Geschat wordt dat tussen de 5-25% van de verpleeghuisbewoners zowel visueel als auditief beperkt zijn3. Voor goede zorg is het essentieel rekening te houden met het effect van een dergelijke dubbele zintuiglijke handicap op autonomie en deelname aan sociale activiteiten. Bij een hersenaandoening zoals dementie zijn de gevolgen nog groter door bijvoorbeeld de verminderde geheugenfunctie, het verminderde ziekte-inzicht en het verminderde communicatieve vermogen. Daarnaast speelt bij hen ook een rol dat de verwerking van visuele prikkels in de hersenen verstoord kan zijn19.

Slechtziendheid heeft direct effect op de onafhankelijkheid, het uitvoeren van dagelijkse activiteiten en kan leiden tot gevoelens van angst en depressie1.  Ouderen met een visuele beperking voelen zich vaak sociaal geisoleerd; ze kunnen zich niet goed oriënteren, hebben meer kans om te vallen en op verlies van autonomie.

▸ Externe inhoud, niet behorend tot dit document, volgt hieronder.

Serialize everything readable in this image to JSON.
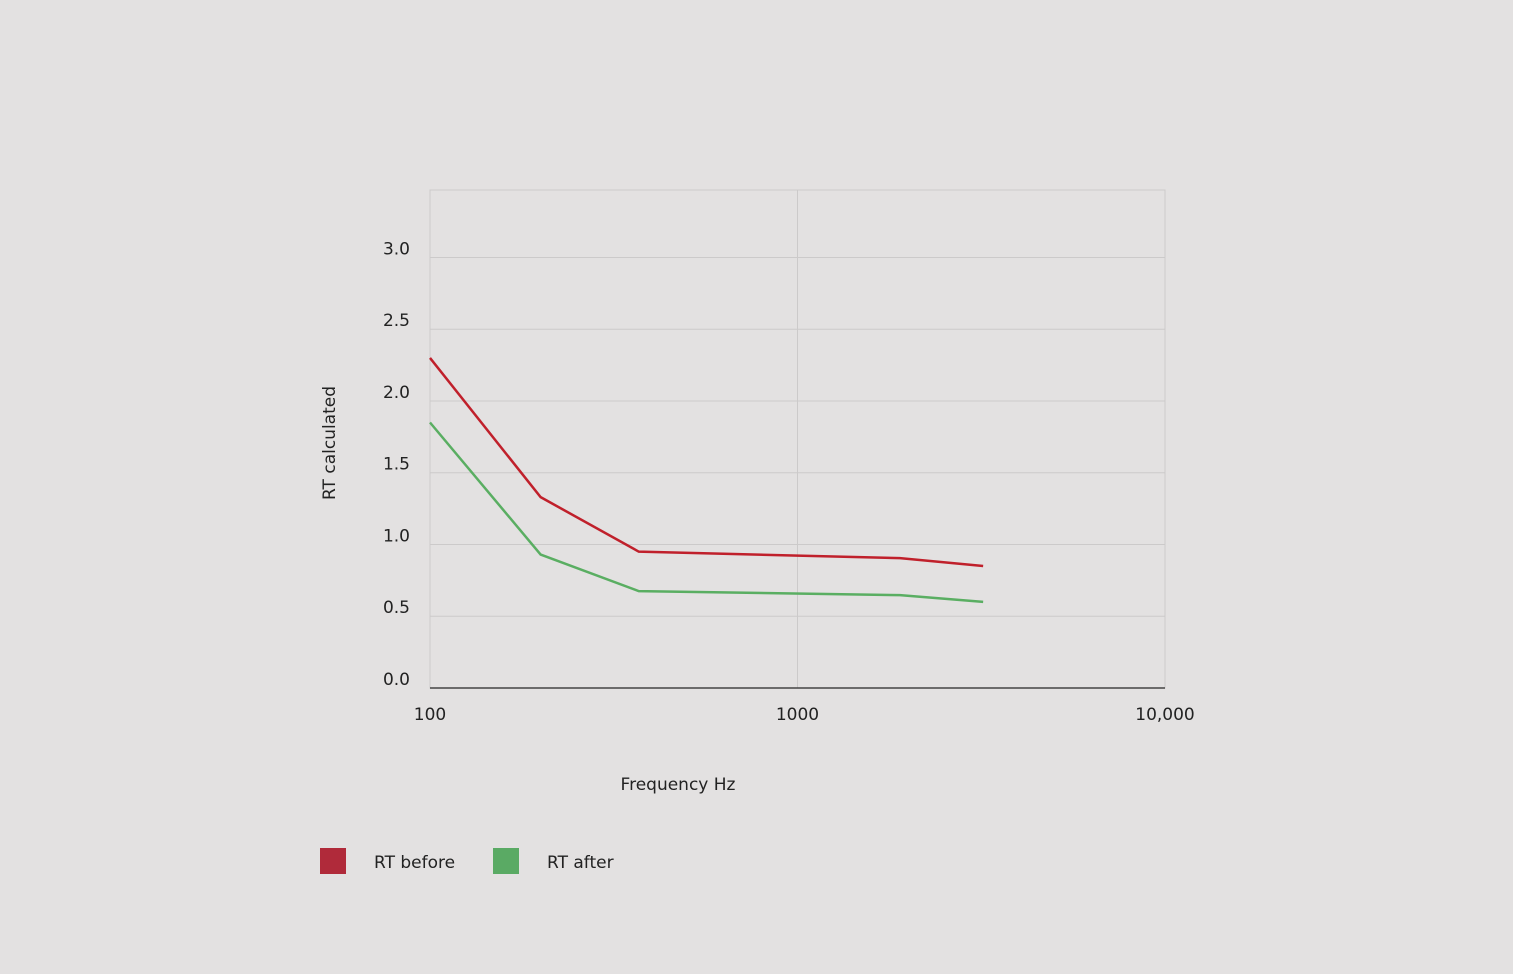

Hierdoor neemt de kans toe dat ze zich terugtrekken, minder bezigheden hebben en niet meer deelnemen aan groepsactiviteiten. Gebrek aan goede verlichting kan deze gevolgen versterken. Slechtziendheid is vaak een belangrijke factor bij de beslissing tot opname in een zorginstelling wat op zichzelf tot verdere achteruitgang kan leiden. Al 3 tot 6 maanden na opname nemen vaardigheden af omdat er onvoldoende beroep op wordt gedaan20. Taal, oriëntatie, interpersoonlijke relaties en problemen oplossen zijn belangrijk voor de cognitie20. Mensen met een visuele beperking hebben nog meer kans dat zij onvoldoende worden uitgedaagd, wat kan leiden tot cognitieverlies21. Alledaagse vaardigheden, zoals zichzelf verzorgen, bevorderen daarentegen de onafhankelijkheid en kunnen eenzaamheid voorkomen22.

Het is de vraag hoe zorg- en hulpverleners omgaan met ouderen met een visuele beperking en of zij rekening houden met de specifieke problemen van deze groep9. Er zijn aanwijzingen dat de aanpak van problemen zoals gebrek aan zelfstandigheid en eenzaamheid niet systematisch plaatsvindt23. Hoewel wordt nagedacht op welke wijze aan de behoeften van slechtziende ouderen voldaan kan worden, zijn de resultaten in de dagelijkse praktijk van veel verpleeghuizen nog onvoldoende zichtbaar. Zorgdossiers zijn soms niet op orde, de verlichting en inrichting is vaak onvoldoende en zorgpersoneel is niet altijd voldoende opgeleid2425.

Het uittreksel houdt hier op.